"Trop de pression": un chef français renonce à ses trois étoiles au Michelin

Mercredi 20 Septembre 2017

Toulouse - Il veut "avoir l'esprit libre" et moins de pression: fait rare, le chef français Sébastien Bras, patron d'un restaurant trois étoiles dans le sud de la France, souhaite renoncer à cette prestigieuse distinction attribuée par le guide Michelin.

Le chef, dont l'établissement fait partie du club très fermé des 27 trois étoiles français, a annoncé mercredi avoir demandé à ne plus figurer dans le guide rouge en 2018 "en accord avec toute sa famille".

Son restaurant Le Suquet, à Laguiole, est honoré d'une troisième étoile depuis 1999.

Sébastien Bras, 46 ans, qui a pris la suite de son père Michel Bras il y a dix ans à la tête du Suquet, explique dans un communiqué vouloir "ouvrir un nouveau chapitre de sa vie professionnelle sans la récompense du guide rouge, mais avec autant de passion pour la cuisine".

"Ce fut un beau challenge, source de beaucoup de satisfactions (...) mais aussi d'une grande pression qu'occasionne inévitablement la distinction des 3 étoiles", souligne-t-il.

"On est inspecté deux à trois fois par an. On ne sait pas quand. Chaque assiette qui sort est susceptible d'être inspectée. C'est-à-dire que chaque jour, une des 500 assiettes qui sort de la cuisine peut être jugée", a affirmé le chef à l'AFP.

"Peut-être que je vais perdre en notoriété, mais je l'accepte, je l'assume", assure-t-il, en promettant que le client ne devrait "pas voir la différence".

"Aujourd'hui, j'ai envie de proposer le meilleur en étant hors compétition.
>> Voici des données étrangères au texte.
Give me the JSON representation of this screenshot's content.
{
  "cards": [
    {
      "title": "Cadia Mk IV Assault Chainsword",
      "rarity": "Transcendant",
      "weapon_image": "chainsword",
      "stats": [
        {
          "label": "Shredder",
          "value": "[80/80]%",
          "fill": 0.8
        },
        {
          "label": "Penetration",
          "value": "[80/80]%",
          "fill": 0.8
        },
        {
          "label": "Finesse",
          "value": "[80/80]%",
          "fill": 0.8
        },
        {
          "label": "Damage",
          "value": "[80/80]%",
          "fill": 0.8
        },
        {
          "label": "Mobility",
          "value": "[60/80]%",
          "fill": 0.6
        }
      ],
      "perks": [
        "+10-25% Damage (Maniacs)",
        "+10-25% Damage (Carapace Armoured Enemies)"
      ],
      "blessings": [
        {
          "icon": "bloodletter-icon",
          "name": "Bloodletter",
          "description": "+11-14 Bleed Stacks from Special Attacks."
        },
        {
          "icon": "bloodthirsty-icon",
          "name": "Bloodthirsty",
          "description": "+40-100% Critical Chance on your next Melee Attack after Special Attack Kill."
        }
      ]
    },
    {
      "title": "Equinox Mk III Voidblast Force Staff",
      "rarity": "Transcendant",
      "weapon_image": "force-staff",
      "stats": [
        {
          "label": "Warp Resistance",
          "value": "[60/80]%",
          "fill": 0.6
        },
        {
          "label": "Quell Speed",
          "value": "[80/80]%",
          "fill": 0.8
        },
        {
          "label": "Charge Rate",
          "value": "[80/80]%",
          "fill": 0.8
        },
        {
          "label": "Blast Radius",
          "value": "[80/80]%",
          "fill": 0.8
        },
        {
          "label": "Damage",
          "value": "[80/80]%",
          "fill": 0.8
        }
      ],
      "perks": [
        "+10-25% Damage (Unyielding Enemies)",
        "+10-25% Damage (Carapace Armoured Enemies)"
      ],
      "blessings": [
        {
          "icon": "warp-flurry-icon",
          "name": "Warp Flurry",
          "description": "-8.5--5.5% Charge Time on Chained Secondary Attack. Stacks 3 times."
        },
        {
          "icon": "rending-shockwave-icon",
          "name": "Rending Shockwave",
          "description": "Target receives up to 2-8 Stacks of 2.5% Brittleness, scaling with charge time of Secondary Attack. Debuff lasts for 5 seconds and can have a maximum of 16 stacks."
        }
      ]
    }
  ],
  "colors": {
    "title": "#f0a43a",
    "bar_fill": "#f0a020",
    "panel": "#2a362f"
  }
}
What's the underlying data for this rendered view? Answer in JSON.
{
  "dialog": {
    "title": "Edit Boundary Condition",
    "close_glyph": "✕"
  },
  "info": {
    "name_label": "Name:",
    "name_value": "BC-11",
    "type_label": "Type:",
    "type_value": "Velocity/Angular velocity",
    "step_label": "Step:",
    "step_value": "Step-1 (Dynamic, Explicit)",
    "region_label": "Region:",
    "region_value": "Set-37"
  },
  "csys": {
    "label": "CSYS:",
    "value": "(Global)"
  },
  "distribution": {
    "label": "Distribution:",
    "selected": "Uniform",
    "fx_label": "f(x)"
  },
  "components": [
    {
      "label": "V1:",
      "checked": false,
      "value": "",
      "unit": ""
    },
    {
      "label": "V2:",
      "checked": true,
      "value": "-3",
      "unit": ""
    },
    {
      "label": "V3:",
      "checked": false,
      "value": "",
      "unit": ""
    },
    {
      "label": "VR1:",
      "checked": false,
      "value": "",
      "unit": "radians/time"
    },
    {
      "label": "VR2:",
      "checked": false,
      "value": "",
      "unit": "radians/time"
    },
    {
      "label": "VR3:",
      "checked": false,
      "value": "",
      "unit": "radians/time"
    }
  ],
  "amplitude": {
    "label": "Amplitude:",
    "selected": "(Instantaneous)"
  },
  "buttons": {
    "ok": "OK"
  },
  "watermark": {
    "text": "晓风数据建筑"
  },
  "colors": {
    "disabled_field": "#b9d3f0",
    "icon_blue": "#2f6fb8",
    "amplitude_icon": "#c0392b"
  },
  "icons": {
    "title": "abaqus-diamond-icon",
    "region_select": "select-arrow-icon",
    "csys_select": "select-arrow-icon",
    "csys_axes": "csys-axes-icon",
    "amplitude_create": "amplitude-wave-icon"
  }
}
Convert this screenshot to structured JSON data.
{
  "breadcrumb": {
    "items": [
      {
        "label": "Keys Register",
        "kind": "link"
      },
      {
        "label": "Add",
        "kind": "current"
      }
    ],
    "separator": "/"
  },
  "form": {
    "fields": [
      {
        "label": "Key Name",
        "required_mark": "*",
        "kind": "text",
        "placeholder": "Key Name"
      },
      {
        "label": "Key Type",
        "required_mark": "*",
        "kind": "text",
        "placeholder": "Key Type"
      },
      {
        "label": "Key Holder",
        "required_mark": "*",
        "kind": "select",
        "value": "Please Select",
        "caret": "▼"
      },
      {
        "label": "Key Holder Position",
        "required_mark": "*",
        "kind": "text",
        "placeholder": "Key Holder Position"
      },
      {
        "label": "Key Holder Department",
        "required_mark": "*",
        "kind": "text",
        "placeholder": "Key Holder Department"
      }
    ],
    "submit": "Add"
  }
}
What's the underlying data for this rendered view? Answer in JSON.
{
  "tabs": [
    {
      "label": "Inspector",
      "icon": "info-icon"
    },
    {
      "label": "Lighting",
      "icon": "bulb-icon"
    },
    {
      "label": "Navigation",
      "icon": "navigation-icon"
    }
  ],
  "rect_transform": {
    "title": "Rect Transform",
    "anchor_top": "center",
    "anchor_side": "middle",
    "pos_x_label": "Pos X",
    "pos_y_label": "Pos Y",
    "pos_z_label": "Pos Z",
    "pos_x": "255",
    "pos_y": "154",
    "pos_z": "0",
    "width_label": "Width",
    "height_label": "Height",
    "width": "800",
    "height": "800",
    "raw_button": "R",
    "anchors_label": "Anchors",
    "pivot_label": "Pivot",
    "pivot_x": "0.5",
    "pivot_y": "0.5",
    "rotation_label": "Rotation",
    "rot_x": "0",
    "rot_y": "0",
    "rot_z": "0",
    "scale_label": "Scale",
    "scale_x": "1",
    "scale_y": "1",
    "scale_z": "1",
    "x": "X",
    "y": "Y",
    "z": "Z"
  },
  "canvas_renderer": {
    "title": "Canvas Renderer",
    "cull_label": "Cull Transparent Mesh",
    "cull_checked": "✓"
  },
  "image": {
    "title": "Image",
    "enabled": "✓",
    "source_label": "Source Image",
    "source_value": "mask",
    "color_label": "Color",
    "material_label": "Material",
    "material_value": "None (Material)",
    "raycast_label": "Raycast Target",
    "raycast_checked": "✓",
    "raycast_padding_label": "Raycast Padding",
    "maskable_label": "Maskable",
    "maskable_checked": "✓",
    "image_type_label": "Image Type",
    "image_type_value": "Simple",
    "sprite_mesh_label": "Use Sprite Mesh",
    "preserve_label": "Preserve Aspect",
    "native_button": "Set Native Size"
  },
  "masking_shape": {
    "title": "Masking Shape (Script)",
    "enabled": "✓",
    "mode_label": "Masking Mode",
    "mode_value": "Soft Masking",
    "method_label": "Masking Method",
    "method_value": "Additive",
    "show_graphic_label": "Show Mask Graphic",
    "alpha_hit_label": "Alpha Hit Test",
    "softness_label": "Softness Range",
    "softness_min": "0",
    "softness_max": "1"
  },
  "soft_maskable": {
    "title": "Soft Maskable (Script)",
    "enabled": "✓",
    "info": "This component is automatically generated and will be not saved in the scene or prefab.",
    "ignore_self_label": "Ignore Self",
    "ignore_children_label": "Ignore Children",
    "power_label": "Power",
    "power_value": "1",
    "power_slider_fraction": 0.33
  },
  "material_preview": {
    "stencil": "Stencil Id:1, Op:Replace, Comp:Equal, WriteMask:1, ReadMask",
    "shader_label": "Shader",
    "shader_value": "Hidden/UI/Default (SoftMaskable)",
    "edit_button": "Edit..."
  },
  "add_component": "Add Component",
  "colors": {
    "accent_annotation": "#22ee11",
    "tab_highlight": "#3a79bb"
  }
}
Je vais pouvoir me sentir libre, sans me demander si mes créations vont plaire ou non aux inspecteurs du Michelin", ajoute M. Bras.

Et d'avouer que comme "tout le monde, restaurateurs et guides", il a dans "un coin de la tête" le suicide en 2003 du chef trois étoiles Bernard Loiseau, un coup de tonnerre dans le milieu de la haute gastronomie. "Mais je n'ai pas cet esprit-là", tempère-t-il.

Le guide Michelin "prend acte" de la demande de Sébastien Bras et va "examiner" cette requête, a déclaré à l'AFP Claire Dorland-Clauzel membre du comité exécutif du groupe Michelin, précisant toutefois que le retrait ne serait "pas automatique".

"Les équipes vont examiner la demande, nous allons réfléchir à ce que nous allons faire", indique-t-elle, faisant valoir que "le guide Michelin n'est pas fait pour les restaurateurs mais pour les clients, son indépendance réside aussi dans l'attribution des distinctions".

Avant Sébastien Bras, d'autres chefs ont renoncé à la course aux étoiles. En 2005, le chef français Alain Senderens avait renoncé aux trois étoiles du guide, mais parce qu'il "avait changé de concept", rappelle Mme Dorland-Clauzel. En 2006, Antoine Westermann avait fait de même. En 2008, Olivier Roellinger avait quant à lui fermé son restaurant trois étoiles à Cancale.

A propos de la "grande pression" évoquée par le restaurateur, Mme Dorland-Clauzel rétorque que "l'excellence implique le travail et la rigueur, c'est indéniable".

Mais la cuisine "n'est pas le seul domaine" concerné, "c'est vrai aussi pour les grands sportifs", souligne-t-elle. "Nous avons l'habitude de dire aux cuisiniers, ne travaillez pas pour le guide Michelin, travaillez pour le client".